Les participants à l’étude ont également mentionné le potentiel d’exacerbation des déséquilibres de pouvoir et ont déclaré qu’ils avaient peur de la dynamique qu’ils auraient avec les employeurs si l’IA émotionnelle était intégrée sur leur lieu de travail, soulignant comment l’utilisation de l’IA émotionnelle pourrait potentiellement intensifier les tensions déjà existantes au sein de l’employeur. relation de travail. Par exemple, un répondant a déclaré : « Le degré de contrôle que les employeurs exercent déjà sur leurs employés suggère qu’il y aurait peu de contrôles sur la manière dont ces informations seraient utilisées. Tout « consentement » [by] salariés est largement illusoire dans ce contexte.»
Enfin, les participants ont souligné les préjudices potentiels, tels que les inexactitudes techniques de l’IA émotionnelle générant potentiellement de fausses impressions sur les travailleurs, et l’IA émotionnelle créant et perpétuant les préjugés et la stigmatisation à l’égard des travailleurs. En décrivant ces préoccupations, les participants ont souligné leur crainte que les employeurs s’appuient sur des systèmes d’IA émotionnelle inexacts et biaisés, en particulier contre les personnes de couleur, les femmes et les personnes trans.
Par exemple, un participant a déclaré : « Qui décide quelles expressions « semblent violentes » et comment peut-on déterminer que les gens constituent une menace simplement à partir de l’expression de leur visage ? Un système peut lire les visages, bien sûr, mais pas les esprits. Je ne vois tout simplement pas comment cela pourrait être autre chose que destructeur pour les minorités sur le lieu de travail.

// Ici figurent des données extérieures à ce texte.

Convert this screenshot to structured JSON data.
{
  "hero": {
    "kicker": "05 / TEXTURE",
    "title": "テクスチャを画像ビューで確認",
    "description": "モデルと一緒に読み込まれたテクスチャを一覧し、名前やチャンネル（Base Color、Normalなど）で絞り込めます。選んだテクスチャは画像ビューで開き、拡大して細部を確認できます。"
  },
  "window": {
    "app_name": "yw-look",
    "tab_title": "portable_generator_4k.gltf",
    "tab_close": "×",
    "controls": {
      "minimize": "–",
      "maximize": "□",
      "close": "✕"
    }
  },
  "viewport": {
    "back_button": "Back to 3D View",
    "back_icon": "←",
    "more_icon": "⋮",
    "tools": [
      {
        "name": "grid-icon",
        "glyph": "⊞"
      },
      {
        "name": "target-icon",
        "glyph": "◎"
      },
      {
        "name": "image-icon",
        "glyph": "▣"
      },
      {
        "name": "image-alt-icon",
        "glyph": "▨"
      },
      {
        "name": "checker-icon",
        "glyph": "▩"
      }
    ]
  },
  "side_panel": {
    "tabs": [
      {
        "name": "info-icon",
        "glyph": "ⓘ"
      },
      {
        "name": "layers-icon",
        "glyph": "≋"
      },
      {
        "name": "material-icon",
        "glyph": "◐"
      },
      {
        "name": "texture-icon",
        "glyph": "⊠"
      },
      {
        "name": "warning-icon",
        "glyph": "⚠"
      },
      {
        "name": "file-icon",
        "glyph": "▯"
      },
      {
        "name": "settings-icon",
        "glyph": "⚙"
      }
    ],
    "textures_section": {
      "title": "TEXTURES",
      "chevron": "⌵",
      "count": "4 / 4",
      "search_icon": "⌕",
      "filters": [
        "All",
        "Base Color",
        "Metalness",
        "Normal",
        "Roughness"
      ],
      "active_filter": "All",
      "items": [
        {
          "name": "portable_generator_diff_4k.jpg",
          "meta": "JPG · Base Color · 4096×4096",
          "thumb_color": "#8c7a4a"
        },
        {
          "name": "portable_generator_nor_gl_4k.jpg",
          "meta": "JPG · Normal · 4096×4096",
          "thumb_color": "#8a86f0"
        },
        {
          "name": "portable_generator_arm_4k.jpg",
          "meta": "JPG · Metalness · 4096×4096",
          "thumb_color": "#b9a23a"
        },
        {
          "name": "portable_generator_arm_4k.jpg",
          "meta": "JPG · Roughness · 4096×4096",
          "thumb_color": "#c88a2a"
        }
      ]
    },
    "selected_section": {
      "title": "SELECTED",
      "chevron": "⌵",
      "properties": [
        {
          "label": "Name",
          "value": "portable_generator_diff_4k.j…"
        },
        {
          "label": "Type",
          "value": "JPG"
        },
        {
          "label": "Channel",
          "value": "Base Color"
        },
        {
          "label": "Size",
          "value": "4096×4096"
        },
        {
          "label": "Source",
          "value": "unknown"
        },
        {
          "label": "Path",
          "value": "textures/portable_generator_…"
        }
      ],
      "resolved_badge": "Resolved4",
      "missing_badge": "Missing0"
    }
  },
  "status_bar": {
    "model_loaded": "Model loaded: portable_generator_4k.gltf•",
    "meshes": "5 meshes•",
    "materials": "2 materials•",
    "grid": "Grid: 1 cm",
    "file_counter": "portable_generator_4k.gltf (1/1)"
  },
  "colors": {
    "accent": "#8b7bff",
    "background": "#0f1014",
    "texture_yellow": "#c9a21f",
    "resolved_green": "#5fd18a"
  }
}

Les participants ont indiqué qu’ils refuseraient soit de travailler dans un endroit qui utilise l’IA émotionnelle – une option peu accessible à beaucoup – soit qu’ils adopteraient des comportements permettant à l’IA émotionnelle de les lire favorablement afin de protéger leur vie privée. Un participant a déclaré : « J’exercerais une énorme quantité d’énergie de masquage même lorsque j’étais seul dans mon bureau, ce qui me rendrait très distrait et improductif », soulignant à quel point l’utilisation de l’IA émotionnelle imposerait un travail émotionnel supplémentaire aux travailleurs.
Le mal en vaut-il la peine ?
Ces résultats indiquent que l’IA émotionnelle exacerbe les défis existants rencontrés par les travailleurs sur le lieu de travail, même si ses partisans affirment que l’IA émotionnelle aide à résoudre ces problèmes.
Si l’IA émotionnelle fonctionne comme annoncé et mesure ce qu’elle prétend mesurer, et même si les problèmes de préjugés sont résolus à l’avenir, les travailleurs subiront toujours des préjudices, tels que le travail émotionnel supplémentaire et la perte d’intimité.
Si ces technologies ne mesurent pas ce qu’elles prétendent ou si elles sont biaisées, alors les gens sont à la merci d’algorithmes jugés valides et fiables alors qu’ils ne le sont pas. Les travailleurs devraient encore déployer des efforts pour tenter de réduire les risques d’être mal interprétés par l’algorithme, ou pour s’engager dans des manifestations émotionnelles qui seraient favorables à l’algorithme.
Quoi qu’il en soit, ces systèmes fonctionnent comme des technologies de type panoptique, créant des atteintes à la vie privée et un sentiment d’être observé.